Needless to say, green washing has made many consumers leery of products claiming to be greener. People want to know that the products they’re choosing are either making a positive impact on the environment, or at least reducing the negative impact. Unfortunately, as it’s a relatively new area, it can be difficult to tell what’s green washing and what’s a real, environmentally sound product.
Something similar is occurring (and has been for years) in the food industry. Although it doesn’t have a fancy label like “green washing” (other than ‘deceptive’ and ‘misleading’), the food industry runs rampant with false statements intended to convince consumers that they are making a healthier choice than they actually are. Let’s call it: “health washing”. As far as I can tell, this is not a term that’s being used regularly (when I ‘googled’ it, all that came up were websites and videos on hand washing and proper hygiene). Call it what you will – health washing is everywhere. In fact, I’ve blogged about it many times before.
When looking to make a list of examples for this blog post, all I had to do was take a tour around the grocery store, and there was no shortage:
The Heart Check look-a-like symbol on Nestle chocolate bars – an indication of “cremier chocolate” as stated on the website, or a visual gimmick meant to mislead?
Vitamin water – also known as “sugar water”.
Organic cookies/chips/etc. – Sure, a minimal amount of pesticides may be avoided by choosing organic, but I’d be more worried about the fat and sugar.
Cane sugar – “Cane sugar”, “raw sugar”, “organic syrup” are ALL sugar! Cane sugar just sounds fancier.
Natural or “made from natural ingredients”– This has got to be one of the worst offenders. “Natural” is not a regulated term. It means nothing. And, aren’t all ingredients “natural” at one point in time?
My favourite, “hand-torn lettuce” – What benefit does having “hand-torn” over machine chopped lettuce infer? Does it make it taste better? More wholesome?

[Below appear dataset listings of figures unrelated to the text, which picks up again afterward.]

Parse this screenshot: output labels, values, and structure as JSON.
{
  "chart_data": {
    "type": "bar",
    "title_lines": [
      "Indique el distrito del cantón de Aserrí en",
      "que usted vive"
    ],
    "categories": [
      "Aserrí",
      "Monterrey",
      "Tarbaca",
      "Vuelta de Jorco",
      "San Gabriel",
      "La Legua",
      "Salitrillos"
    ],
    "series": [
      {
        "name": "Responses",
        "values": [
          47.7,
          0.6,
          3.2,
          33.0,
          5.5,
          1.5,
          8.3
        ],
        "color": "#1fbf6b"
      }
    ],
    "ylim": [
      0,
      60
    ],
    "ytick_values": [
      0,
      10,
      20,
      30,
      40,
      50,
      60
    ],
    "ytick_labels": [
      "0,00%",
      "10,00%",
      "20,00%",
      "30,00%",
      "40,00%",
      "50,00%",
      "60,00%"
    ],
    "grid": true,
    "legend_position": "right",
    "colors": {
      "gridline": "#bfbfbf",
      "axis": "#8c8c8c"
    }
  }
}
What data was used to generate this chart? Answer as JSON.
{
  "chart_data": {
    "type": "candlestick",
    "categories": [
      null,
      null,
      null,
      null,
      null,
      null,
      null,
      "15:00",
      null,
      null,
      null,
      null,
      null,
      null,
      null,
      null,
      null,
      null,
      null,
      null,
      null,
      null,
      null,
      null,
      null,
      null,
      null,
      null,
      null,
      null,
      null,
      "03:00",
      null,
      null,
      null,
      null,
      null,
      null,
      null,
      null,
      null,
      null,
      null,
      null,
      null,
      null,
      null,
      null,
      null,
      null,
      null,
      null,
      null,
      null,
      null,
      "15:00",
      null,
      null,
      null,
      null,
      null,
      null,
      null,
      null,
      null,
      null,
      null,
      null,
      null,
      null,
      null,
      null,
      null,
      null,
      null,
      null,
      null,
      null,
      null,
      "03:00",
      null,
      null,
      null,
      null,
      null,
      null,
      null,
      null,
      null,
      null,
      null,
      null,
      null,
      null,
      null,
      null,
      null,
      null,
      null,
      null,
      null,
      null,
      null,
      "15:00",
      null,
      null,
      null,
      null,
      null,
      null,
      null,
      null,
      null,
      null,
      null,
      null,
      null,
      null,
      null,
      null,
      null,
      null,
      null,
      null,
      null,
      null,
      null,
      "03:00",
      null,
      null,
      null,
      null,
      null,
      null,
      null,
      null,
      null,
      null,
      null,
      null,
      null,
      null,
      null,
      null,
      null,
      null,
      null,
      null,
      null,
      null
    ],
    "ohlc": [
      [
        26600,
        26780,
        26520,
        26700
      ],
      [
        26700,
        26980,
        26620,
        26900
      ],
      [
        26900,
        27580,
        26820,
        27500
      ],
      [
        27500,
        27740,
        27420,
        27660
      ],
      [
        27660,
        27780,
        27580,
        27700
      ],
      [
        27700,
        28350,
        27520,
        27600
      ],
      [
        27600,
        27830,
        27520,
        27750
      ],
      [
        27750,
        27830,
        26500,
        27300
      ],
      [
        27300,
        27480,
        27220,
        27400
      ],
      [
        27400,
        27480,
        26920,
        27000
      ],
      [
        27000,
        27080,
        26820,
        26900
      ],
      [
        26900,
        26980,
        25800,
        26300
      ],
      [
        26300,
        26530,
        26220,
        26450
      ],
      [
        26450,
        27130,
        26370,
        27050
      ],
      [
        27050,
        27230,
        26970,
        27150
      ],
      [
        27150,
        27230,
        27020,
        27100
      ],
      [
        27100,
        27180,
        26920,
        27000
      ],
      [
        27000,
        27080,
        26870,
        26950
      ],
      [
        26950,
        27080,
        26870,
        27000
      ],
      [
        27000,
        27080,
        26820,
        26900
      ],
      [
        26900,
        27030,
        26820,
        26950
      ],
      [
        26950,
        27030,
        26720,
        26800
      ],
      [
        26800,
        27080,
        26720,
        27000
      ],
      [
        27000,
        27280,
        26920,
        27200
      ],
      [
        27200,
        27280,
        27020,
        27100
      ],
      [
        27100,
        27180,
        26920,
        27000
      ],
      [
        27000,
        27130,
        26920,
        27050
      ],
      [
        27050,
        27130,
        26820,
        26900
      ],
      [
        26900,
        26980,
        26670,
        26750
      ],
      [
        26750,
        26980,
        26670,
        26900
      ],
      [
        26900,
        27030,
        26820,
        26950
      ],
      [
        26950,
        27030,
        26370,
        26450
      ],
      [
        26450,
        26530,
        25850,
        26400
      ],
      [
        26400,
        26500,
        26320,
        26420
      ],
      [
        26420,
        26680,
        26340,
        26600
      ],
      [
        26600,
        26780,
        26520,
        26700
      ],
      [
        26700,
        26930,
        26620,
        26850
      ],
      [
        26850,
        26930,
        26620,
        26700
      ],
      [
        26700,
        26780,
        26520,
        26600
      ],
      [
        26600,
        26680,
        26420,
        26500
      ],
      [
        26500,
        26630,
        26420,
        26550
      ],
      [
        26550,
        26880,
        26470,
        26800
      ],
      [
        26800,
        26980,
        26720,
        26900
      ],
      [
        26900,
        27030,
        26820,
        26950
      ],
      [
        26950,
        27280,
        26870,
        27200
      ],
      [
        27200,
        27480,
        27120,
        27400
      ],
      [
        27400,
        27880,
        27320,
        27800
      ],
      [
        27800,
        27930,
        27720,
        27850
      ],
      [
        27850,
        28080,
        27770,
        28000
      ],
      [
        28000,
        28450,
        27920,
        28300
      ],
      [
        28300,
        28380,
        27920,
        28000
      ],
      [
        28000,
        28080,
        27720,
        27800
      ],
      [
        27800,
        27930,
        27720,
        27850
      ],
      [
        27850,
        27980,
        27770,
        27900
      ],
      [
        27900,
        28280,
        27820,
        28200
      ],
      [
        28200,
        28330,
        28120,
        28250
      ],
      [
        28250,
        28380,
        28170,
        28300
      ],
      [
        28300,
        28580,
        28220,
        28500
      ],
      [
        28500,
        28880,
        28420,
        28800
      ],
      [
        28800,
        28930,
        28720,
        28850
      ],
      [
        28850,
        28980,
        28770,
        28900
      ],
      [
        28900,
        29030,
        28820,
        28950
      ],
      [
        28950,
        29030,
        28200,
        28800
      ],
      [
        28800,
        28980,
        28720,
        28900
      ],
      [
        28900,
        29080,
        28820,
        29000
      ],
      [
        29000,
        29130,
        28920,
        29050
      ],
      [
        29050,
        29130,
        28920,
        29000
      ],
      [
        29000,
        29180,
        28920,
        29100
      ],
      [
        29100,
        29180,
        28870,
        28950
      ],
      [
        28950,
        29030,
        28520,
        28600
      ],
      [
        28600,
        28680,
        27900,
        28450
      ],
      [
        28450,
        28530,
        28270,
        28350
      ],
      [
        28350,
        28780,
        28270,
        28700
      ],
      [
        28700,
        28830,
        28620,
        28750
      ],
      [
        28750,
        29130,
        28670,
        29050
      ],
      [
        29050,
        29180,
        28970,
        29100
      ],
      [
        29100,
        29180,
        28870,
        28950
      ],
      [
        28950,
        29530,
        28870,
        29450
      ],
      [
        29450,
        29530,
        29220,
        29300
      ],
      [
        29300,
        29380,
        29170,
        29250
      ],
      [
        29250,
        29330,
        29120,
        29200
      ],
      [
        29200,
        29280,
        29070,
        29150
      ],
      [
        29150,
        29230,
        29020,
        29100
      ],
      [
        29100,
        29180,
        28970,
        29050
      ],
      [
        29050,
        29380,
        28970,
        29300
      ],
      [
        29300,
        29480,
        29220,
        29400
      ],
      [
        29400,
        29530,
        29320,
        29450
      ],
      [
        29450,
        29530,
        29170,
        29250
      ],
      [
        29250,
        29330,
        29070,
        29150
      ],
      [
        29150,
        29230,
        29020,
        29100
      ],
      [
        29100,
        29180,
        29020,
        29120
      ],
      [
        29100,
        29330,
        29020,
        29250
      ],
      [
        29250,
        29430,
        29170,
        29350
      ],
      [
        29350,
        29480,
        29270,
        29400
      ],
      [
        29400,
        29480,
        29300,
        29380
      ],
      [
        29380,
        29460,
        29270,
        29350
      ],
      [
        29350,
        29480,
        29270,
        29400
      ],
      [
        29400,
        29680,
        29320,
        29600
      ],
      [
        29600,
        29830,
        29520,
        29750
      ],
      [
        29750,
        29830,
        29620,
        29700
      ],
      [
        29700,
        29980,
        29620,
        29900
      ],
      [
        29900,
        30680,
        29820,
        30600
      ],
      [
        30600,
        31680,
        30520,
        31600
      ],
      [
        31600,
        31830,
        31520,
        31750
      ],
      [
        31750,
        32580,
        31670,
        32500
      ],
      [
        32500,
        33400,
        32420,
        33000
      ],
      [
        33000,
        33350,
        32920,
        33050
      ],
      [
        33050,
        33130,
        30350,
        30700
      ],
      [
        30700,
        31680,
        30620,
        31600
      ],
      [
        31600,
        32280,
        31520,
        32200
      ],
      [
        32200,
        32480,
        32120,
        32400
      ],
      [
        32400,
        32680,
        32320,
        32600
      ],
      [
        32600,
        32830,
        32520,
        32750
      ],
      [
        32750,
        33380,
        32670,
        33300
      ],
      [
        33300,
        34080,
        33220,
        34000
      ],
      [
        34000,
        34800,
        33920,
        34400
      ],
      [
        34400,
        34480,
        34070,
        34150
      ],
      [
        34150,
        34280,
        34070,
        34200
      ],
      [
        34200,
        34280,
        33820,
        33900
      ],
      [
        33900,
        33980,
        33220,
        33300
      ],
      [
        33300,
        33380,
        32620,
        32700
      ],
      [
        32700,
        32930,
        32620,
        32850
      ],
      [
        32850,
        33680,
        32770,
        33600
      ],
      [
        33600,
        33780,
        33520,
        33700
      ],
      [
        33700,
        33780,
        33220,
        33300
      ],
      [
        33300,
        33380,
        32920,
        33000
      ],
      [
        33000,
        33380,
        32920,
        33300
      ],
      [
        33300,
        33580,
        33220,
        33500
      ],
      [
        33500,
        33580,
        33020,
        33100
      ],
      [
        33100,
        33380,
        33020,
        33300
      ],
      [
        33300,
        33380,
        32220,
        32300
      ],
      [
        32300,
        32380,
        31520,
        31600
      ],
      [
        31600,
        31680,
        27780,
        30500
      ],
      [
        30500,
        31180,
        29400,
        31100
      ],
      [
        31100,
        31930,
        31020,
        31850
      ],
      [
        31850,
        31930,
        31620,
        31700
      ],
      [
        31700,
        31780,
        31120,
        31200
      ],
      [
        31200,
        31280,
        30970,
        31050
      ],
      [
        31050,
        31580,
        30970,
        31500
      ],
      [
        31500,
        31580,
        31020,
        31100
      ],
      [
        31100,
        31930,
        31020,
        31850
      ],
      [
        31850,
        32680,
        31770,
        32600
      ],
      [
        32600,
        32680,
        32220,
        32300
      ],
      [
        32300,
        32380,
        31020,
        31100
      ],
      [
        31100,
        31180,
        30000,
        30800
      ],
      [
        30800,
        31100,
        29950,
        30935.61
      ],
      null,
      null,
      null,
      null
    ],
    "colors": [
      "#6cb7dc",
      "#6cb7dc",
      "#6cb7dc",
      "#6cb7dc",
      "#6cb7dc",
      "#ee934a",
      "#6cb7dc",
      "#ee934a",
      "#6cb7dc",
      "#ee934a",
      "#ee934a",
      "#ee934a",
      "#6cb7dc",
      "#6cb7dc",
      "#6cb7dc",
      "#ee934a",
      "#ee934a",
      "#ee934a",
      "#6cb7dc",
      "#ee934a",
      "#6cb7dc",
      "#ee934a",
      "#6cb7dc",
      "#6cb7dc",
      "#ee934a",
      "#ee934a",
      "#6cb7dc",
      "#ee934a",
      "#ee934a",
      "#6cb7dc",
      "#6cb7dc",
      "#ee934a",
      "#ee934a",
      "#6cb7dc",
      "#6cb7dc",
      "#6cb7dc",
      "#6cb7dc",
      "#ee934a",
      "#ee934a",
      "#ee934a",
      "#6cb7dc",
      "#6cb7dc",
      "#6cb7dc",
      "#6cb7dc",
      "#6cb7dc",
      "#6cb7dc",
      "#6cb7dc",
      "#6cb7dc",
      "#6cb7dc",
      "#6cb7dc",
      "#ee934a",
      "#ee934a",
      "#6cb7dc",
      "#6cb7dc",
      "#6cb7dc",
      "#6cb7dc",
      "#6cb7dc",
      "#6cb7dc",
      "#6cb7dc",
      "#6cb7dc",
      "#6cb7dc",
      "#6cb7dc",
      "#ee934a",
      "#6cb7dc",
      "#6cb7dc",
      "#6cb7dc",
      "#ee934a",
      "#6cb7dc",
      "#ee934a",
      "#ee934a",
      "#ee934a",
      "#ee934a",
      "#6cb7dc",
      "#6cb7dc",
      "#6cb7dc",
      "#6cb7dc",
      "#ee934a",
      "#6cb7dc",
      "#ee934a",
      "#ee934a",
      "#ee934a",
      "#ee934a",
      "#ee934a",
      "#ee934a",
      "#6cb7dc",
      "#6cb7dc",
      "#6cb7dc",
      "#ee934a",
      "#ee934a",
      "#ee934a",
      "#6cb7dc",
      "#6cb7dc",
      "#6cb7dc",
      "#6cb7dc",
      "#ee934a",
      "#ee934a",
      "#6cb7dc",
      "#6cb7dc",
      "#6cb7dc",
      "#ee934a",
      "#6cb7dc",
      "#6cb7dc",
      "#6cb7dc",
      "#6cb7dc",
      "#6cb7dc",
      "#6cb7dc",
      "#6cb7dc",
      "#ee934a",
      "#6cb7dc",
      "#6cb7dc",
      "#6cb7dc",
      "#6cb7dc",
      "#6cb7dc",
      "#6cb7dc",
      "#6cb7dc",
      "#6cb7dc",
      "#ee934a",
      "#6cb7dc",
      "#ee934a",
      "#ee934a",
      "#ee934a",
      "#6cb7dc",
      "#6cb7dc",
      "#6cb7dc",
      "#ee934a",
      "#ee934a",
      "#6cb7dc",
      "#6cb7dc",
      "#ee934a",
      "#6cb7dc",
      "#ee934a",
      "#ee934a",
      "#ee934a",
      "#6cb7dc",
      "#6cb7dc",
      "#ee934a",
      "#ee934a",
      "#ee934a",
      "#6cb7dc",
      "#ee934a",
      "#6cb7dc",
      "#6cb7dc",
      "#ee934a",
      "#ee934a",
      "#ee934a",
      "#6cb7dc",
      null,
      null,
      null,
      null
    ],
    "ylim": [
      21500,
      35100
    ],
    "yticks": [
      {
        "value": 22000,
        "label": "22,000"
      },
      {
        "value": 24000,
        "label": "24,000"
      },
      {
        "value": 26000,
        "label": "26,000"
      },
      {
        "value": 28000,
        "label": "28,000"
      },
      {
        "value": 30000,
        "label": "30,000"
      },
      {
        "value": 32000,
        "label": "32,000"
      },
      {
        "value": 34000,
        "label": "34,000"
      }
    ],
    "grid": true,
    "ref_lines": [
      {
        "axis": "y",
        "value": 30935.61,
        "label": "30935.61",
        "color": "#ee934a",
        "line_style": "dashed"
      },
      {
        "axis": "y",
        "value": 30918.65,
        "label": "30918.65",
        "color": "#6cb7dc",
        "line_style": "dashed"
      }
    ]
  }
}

“Made with real fruit” – Example: fruit leather snacks for kids. They may contain a teeny amount of “real fruit”, but don’t forget about the mass amounts of added sugars in various forms, like sucrose, high-fructose corn syrup (glucose-fructose), corn syrup, etc, that may actually outweigh the amount of “real fruit”.
Individual nutrient claims – Junk foods that are naturally high in certain vitamins or minerals (such as calcium in pudding), or adding nutrients to junk food, doesn’t make it healthy. There is a difference between having some nutritional value, and being a healthy food. The pudding offers protein and calcium, but also lots of fat and sugar.
Here is the grey area: Companies have the right to advertise healthy aspects of their products; but where is the line between the right to advertise a healthy aspect of a product, and crossing over into the territory of (deliberating or not) misleading consumers into thinking they’re making a healthy choice? When companies take claims too far, they can get in trouble. I’m reminded of the Kellogg’s cereal scandal in which Kellogg’s claimed that their cereal (high in sugar but with added vitamins) could help boost kids’ immunities (they were later forced to retract these claims). Or, the Activia yogurt scandal in which the company got into trouble for making claims that weren’t backed by solid science. However, most of the time claims fall in the grey area, and with all the hundreds of thousands of food products it’s just too difficult to police. In the meantime, you can learn to spot and avoid “health washing”. Here are some tips:
- Don’t be won over by the fancy words or images – be skeptical of the terms like “natural” and “made with”. What makes it natural, and does this increase the value of the product?
- Read labels to make your decisions – a product high in sugar and fat is probably not a good choice, regardless of whether it is made with “cane sugar” and “organic”, or made with corn syrup and conventionally produced. Similarly, when a product claims “no trans fat”, does not mean it’s not high in saturated fat, salt or other not-so-great things.
- Stick with unprocessed foods as much as possible. Nature makes great tasting, healthy foods that don’t come in misleading packages. There are only so many ways to “health wash” an apple.